Inconsistent drug indexing in loo_label.csv, expr_index.txt, and --drug_index argument #48

Open Mustardburger opened 1 year ago

Mustardburger commented 1 year ago

Can you provide more information about what each row and index in loo_label.csv and expr_index.txt represents? I believe it is the label of each drug perturbation, because each row in loo_label.csv corresponds to each row in pert.csv and expr.csv, but I cannot tell what the number indices in loo_label.csv represent.

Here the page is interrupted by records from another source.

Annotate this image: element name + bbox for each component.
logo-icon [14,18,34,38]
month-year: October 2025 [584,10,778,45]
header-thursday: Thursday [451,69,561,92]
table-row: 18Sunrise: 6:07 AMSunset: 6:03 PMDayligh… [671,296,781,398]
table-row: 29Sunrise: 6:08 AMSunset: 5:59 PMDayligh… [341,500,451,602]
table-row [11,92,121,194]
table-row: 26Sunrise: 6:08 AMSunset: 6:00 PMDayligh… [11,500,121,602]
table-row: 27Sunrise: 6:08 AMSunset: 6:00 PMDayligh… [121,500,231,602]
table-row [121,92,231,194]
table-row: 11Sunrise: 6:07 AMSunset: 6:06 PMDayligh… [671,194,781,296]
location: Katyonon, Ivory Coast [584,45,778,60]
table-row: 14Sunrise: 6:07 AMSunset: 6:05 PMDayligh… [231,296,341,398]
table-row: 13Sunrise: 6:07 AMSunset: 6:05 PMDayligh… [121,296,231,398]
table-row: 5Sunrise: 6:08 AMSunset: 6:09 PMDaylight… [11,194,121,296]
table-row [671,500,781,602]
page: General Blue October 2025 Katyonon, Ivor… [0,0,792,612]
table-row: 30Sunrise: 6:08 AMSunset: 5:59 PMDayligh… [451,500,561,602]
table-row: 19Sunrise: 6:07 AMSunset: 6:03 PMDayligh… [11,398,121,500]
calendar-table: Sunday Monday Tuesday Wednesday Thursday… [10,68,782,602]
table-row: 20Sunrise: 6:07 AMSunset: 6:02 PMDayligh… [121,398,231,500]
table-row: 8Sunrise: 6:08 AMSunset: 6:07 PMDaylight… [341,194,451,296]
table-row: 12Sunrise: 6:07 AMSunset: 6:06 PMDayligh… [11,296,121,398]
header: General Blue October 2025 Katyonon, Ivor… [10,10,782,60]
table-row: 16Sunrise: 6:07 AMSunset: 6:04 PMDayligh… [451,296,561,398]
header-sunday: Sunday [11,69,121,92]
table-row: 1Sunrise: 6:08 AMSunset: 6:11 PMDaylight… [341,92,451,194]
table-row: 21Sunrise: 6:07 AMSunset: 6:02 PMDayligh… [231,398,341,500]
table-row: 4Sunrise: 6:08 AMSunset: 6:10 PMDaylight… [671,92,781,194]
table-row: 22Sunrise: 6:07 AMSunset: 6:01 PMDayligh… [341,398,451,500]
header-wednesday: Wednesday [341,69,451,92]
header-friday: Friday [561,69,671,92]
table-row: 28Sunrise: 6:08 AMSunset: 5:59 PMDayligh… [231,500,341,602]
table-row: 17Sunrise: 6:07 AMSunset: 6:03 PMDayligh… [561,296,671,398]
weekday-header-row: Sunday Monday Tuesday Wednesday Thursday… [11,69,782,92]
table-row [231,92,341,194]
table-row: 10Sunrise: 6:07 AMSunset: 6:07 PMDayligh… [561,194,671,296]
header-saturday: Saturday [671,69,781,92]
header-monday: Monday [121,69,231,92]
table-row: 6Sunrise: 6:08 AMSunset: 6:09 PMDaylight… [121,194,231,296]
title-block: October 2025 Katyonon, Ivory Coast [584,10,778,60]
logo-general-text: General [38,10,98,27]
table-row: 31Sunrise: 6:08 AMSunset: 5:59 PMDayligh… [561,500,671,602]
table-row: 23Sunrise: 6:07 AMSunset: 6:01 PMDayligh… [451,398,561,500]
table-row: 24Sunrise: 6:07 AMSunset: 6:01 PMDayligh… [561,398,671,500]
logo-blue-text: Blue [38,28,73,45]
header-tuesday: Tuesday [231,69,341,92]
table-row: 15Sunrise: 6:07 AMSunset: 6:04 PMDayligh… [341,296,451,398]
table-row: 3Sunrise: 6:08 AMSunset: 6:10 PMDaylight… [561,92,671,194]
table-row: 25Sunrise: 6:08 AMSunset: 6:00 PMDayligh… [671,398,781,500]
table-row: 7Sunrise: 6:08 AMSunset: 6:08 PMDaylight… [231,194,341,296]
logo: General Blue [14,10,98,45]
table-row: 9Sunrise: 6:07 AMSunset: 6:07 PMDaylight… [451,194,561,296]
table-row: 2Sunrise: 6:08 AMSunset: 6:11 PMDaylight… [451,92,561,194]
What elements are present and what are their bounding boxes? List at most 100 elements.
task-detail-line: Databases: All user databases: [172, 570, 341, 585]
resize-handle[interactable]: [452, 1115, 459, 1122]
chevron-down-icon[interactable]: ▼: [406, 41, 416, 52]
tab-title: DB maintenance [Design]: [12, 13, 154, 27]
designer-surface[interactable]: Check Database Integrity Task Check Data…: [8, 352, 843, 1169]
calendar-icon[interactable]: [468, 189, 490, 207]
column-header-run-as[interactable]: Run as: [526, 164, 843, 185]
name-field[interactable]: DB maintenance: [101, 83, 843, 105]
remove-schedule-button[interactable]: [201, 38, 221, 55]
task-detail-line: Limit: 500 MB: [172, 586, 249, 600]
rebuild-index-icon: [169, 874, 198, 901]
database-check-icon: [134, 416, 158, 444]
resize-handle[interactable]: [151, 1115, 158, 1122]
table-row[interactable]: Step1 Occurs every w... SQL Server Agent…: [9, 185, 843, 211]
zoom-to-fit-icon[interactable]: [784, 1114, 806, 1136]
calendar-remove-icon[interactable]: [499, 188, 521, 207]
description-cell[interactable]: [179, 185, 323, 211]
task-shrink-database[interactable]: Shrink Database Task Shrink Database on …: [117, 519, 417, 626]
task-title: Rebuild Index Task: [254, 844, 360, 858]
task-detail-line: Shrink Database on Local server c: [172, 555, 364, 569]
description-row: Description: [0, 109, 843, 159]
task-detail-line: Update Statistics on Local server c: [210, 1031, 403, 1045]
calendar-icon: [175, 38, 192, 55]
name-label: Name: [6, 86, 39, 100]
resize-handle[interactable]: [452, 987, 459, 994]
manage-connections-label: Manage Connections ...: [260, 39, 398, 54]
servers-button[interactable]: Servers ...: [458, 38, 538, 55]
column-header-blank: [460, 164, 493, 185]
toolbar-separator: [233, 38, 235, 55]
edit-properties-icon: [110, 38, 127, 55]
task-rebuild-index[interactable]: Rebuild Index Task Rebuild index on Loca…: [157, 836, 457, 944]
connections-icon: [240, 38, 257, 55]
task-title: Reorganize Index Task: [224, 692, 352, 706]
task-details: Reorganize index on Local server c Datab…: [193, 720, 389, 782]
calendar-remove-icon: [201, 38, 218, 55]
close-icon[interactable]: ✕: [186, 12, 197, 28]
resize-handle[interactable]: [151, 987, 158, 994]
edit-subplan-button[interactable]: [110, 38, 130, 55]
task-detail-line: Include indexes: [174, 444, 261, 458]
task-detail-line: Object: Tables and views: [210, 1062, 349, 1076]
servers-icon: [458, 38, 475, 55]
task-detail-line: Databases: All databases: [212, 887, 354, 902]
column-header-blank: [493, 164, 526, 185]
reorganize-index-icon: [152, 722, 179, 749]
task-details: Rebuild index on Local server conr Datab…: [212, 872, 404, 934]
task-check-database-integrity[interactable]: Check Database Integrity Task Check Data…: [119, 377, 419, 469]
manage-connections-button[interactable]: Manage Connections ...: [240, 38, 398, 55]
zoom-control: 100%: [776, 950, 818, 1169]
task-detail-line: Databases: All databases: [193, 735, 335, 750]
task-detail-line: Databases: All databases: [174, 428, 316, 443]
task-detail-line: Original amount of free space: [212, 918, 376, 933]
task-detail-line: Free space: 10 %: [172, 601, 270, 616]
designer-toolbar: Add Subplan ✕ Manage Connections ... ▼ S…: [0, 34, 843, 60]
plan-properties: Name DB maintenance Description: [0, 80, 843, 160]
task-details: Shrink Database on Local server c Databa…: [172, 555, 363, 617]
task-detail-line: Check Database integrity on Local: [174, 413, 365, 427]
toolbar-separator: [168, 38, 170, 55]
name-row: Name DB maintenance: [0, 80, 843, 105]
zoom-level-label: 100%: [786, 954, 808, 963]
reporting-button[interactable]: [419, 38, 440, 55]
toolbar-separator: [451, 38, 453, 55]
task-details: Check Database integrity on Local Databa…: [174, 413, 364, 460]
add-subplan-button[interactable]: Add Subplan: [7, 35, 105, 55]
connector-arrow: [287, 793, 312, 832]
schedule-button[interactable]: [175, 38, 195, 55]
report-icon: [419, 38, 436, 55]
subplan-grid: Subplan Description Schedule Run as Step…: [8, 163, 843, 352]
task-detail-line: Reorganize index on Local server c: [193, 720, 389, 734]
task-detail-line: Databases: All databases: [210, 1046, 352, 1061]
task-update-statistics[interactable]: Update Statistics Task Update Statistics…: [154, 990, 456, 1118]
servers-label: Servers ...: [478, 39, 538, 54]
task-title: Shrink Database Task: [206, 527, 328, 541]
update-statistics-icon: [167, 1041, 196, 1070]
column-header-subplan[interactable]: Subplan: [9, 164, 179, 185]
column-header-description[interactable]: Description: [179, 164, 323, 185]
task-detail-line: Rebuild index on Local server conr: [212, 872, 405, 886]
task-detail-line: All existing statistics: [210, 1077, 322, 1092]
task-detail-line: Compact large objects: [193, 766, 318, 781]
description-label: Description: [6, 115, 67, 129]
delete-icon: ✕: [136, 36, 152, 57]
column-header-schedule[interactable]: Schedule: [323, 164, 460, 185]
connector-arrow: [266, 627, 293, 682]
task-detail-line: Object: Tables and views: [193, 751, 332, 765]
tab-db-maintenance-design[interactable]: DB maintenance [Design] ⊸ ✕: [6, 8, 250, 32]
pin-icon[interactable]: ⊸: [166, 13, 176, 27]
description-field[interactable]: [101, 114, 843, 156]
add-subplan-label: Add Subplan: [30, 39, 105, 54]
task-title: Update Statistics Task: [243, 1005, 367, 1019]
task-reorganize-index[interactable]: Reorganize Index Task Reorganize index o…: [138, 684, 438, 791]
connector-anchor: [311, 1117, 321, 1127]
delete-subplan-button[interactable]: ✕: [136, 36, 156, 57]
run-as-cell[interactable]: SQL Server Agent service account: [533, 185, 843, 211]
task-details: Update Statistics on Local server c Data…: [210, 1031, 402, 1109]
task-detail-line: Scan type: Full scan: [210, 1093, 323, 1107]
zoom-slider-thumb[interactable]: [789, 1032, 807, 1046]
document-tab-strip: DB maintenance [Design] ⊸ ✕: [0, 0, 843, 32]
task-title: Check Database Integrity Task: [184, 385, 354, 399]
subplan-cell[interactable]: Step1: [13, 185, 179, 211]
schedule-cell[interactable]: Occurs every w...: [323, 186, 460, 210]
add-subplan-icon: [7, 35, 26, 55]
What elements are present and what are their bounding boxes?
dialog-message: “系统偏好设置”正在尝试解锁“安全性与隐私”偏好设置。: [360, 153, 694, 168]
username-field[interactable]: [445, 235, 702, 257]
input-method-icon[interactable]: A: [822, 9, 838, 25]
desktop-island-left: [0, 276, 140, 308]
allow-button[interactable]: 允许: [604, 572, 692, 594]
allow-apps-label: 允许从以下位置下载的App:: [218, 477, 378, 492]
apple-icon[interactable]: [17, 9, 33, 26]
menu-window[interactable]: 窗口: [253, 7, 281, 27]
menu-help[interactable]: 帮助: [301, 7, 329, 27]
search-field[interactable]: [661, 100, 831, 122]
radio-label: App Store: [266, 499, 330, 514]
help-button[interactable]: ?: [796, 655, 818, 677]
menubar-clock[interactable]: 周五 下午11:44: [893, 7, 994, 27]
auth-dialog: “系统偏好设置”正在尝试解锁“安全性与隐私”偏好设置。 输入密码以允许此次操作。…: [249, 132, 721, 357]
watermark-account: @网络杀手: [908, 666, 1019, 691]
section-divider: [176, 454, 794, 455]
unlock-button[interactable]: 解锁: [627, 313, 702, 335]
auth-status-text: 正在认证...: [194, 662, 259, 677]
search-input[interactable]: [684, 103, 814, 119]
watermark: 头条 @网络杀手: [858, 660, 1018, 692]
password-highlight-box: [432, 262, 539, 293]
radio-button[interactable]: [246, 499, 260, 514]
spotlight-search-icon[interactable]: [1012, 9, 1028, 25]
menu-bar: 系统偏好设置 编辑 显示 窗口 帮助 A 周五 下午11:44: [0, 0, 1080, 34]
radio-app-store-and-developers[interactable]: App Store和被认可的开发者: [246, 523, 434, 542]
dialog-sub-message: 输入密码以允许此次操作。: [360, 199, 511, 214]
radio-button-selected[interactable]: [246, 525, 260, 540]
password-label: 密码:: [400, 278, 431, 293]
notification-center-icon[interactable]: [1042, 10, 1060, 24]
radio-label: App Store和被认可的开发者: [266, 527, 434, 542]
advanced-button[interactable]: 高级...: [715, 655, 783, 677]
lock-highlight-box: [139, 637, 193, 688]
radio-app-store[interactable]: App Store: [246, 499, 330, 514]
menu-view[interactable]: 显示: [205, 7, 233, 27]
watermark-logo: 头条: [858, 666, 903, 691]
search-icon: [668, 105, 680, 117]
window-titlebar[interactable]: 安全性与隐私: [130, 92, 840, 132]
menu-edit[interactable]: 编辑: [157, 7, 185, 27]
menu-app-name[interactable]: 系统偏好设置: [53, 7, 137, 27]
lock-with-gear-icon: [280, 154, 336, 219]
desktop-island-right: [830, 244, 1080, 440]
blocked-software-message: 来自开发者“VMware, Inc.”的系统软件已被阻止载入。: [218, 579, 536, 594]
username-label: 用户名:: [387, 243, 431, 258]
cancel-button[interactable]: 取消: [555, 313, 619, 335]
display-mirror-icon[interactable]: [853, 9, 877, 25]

From the paper, there are 12 drugs being tested. The --drug_index argument therefore refers to the drug that is left out during training. I would assume that, for example, when I ran python scripts/main.py -config=configs/Example.leave_one_out.json --drug_index 12, all the rows in pert.csv that belong to the drug at index 12 (indicated in loo_label.csv) are left out in the training set. However, with a closer look, I see that testidx (defined in dataset.py) contains the indices that points to rows in loo_label.csv that has the number 9. Similarly, setting --drug_index 11 points to rows with number 8, and so on. But setting --drug_index from 0 to 7 points correctly to rows in loo_label.csv that have that number.

Can you confirm with me if this is an expected bahaviour? This is important for me to test my pytorch dataloader to confirm it fetches the similar rows in pert.csv as the current tensorflow dataloader.